A Facebook friend recently posted an allegation, which ran under a major publishing brand, that January 6 insurrection organizers used burner phones to communicate with Trump White House people and Trump family members. You notice I didn’t identify the organization, much less provide a link to it. There’s a good reason: The story lacks merit. It lacks evidence to confirm its premise. For all the story tells us, the organizers could simply have bought the phones, hoping someone in the West Wing would talk to them when they dialed the White House, which anyone can do.
Once, this kind of story never would have seen daylight, especially in the pages of an organization relying on accuracy. The Washington Post editors demanded it from Bob Woodward and Carl Bernstein of Watergate fame. And though there have been major embarrassing laxities since that journalistic acme, major news organizations, far more often than the vigilantes, have gotten the story right. Because those organizations base their reporting on facts and the truth.

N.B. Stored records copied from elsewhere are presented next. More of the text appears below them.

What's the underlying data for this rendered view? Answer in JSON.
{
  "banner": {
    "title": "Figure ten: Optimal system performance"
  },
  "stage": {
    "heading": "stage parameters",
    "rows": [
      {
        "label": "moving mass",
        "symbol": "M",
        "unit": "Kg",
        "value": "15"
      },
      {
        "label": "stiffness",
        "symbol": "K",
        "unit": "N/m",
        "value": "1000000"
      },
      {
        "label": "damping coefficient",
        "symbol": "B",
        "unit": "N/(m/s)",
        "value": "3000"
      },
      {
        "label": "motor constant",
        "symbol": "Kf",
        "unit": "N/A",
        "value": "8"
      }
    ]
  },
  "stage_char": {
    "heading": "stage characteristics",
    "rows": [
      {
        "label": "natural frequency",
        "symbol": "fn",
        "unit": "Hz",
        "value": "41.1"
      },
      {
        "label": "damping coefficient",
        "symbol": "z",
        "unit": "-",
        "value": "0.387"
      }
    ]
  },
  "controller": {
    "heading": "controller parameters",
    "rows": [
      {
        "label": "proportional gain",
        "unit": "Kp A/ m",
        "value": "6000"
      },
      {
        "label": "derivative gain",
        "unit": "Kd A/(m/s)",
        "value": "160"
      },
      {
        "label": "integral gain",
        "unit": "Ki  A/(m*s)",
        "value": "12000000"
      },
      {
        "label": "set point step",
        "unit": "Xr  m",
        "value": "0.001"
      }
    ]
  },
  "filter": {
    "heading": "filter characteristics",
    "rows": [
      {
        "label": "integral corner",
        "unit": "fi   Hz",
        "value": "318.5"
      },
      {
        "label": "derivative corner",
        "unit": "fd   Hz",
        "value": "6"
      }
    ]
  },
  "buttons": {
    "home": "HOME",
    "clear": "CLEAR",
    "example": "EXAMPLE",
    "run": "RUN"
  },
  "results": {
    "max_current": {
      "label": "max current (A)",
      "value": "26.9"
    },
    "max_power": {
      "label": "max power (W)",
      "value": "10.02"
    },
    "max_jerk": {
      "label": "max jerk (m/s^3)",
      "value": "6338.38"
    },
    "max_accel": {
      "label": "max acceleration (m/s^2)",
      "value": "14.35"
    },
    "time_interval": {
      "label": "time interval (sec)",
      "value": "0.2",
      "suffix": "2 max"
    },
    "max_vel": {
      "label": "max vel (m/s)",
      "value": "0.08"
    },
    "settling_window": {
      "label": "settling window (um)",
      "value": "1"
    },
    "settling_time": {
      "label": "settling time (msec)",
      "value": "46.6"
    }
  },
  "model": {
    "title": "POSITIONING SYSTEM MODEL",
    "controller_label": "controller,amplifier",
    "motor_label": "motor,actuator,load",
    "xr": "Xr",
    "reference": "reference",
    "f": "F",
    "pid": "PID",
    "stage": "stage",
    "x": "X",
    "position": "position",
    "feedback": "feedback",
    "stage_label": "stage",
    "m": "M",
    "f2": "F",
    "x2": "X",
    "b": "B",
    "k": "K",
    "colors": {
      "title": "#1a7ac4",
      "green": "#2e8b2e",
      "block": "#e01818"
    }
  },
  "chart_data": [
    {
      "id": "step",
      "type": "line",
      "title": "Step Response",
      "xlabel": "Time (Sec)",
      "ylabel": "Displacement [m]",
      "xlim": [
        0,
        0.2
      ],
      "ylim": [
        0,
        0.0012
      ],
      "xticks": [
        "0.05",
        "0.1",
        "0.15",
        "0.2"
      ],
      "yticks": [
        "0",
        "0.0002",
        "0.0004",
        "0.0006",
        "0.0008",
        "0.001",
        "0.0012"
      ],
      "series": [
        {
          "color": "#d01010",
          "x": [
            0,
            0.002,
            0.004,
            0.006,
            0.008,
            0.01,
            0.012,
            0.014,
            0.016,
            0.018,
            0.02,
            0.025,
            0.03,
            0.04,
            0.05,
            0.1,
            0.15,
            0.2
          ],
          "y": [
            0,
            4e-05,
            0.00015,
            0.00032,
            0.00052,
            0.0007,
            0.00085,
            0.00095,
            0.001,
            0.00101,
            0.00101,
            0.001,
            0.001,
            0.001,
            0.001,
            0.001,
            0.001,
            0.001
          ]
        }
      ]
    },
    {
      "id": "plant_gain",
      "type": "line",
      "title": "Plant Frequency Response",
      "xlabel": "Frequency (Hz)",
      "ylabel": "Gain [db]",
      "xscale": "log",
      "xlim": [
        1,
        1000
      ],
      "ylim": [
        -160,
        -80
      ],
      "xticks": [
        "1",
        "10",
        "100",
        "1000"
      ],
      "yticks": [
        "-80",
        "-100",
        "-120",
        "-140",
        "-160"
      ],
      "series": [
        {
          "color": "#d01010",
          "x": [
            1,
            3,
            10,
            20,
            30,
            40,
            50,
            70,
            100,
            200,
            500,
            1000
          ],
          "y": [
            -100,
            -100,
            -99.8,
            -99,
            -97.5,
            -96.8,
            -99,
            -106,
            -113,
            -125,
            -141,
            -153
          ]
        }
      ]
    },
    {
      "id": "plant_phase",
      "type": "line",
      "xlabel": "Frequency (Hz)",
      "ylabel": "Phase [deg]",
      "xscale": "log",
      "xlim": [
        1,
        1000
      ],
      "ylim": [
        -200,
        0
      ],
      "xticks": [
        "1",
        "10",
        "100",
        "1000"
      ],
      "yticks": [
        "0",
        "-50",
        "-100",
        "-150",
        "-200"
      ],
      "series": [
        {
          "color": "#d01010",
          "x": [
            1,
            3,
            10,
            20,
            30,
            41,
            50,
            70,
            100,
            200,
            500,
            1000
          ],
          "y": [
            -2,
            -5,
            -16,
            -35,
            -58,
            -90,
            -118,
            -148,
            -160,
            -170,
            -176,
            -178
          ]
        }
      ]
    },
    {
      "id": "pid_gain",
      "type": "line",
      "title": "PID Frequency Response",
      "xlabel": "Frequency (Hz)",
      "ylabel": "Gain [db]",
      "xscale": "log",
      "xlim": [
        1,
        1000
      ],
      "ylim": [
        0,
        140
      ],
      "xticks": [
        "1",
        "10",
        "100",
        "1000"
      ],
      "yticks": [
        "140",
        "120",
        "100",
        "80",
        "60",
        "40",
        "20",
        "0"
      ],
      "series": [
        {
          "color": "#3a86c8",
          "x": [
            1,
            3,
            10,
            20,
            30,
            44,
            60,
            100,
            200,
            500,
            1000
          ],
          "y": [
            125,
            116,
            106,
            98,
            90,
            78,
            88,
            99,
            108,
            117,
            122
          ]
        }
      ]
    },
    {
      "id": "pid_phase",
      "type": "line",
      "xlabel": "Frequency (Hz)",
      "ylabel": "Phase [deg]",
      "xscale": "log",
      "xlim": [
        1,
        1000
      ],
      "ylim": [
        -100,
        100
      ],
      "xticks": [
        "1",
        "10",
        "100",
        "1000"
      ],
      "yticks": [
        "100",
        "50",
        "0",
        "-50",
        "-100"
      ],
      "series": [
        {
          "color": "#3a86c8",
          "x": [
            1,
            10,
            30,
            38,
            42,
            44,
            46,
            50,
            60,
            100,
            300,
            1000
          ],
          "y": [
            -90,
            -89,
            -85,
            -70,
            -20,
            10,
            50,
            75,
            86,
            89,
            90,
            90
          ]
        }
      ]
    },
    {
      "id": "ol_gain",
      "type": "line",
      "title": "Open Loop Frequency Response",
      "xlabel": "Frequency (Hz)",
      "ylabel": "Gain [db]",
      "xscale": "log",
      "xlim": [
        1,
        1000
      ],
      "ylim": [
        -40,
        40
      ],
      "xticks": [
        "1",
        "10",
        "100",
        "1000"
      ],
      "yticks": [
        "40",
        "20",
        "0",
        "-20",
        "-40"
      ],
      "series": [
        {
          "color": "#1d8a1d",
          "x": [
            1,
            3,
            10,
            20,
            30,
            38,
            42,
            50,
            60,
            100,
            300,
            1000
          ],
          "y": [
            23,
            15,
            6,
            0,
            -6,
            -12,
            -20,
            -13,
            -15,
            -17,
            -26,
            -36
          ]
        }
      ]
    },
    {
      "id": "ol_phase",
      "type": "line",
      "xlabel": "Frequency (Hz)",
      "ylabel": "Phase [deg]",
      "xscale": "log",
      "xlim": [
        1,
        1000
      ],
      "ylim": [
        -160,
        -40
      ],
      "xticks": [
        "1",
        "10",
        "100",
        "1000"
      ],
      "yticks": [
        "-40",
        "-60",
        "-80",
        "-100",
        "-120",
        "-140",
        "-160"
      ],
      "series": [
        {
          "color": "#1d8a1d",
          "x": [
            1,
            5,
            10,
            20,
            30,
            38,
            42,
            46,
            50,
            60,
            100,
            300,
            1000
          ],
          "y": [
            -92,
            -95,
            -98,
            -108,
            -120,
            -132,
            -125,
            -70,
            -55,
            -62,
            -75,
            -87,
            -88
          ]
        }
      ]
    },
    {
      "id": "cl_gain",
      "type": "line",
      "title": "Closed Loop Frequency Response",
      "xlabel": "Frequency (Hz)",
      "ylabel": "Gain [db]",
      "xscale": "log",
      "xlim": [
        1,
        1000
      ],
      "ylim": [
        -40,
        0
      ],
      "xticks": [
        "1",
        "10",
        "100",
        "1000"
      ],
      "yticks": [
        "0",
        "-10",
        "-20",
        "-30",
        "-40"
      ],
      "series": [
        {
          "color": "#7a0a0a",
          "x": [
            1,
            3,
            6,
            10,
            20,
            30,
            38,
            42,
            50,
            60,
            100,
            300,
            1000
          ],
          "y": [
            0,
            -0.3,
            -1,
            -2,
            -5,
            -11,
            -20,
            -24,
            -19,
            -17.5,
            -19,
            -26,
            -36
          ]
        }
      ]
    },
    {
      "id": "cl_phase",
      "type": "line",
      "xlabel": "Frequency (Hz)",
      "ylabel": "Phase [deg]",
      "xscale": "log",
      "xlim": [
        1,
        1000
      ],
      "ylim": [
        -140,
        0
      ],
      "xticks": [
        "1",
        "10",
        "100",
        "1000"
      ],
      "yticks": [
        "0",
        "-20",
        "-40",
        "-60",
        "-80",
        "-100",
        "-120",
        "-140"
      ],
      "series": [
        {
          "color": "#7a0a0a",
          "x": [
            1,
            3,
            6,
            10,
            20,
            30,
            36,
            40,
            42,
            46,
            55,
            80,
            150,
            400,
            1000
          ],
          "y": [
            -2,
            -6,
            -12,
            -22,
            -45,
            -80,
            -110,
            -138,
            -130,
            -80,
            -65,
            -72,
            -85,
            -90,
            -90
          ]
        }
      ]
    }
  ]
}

Today, more players elbow each other on the national scene, thanks to an abundance of money and the web; plus, anyone with a social media account, a smartphone, and an opinion is a “reporter.” And not only on the side you may imagine. As far back as 2017, The Atlantic magazine was warning readers about “polemical podcasters and partisan click farms; wild-eyed conspiracists and cynical fabulists” on the left.
Which brings us to my Facebook friend, who has furnished us a teachable moment. In the spirit of the gift-giving season, here are a few pointers that can see you through our ever-increasing spate of less-than-credible news:
- Consider the source. If it’s cable news, treat it skeptically. The business model for such outlets, on the right as well on the left, is to amass eyeballs with artful sensationalism. Forgo Huffington Post and MoveOn and stick to the staid old names with well-deserved reputations: The New York Times, The Washington Post, The Los Angeles Times, and The Wall Street Journal (news pages).
- Read the entire story. Make sure a sensational “lede” is followed up. Use your judgment as to whether, to paraphrase Gertrude Stein, there’s a “there” there.
- Is it elsewhere? If a major story is legitimate, the lagging news outlets, pressured to follow up, will run their own stories. If none appears, you can be sure editors have decided it’s not worth it.
- Is there an anti-story? If the story raises your eyebrows, Google it, using a question mark and the word “hoax.” Or check it out on sites such as Politifact, sponsored by the Poynter Institute; and FactCheck.org, part of the Annenberg Public Policy Center of the University of Pennsylvania.
In this sordid period, facts seemingly are in the eyes of the beholders, and once-trusted Americanisms, such as elections and the judicial system, are increasingly cracking. All we’ve got to repair them with is the truth. It’s what we need to share, not what we want to believe.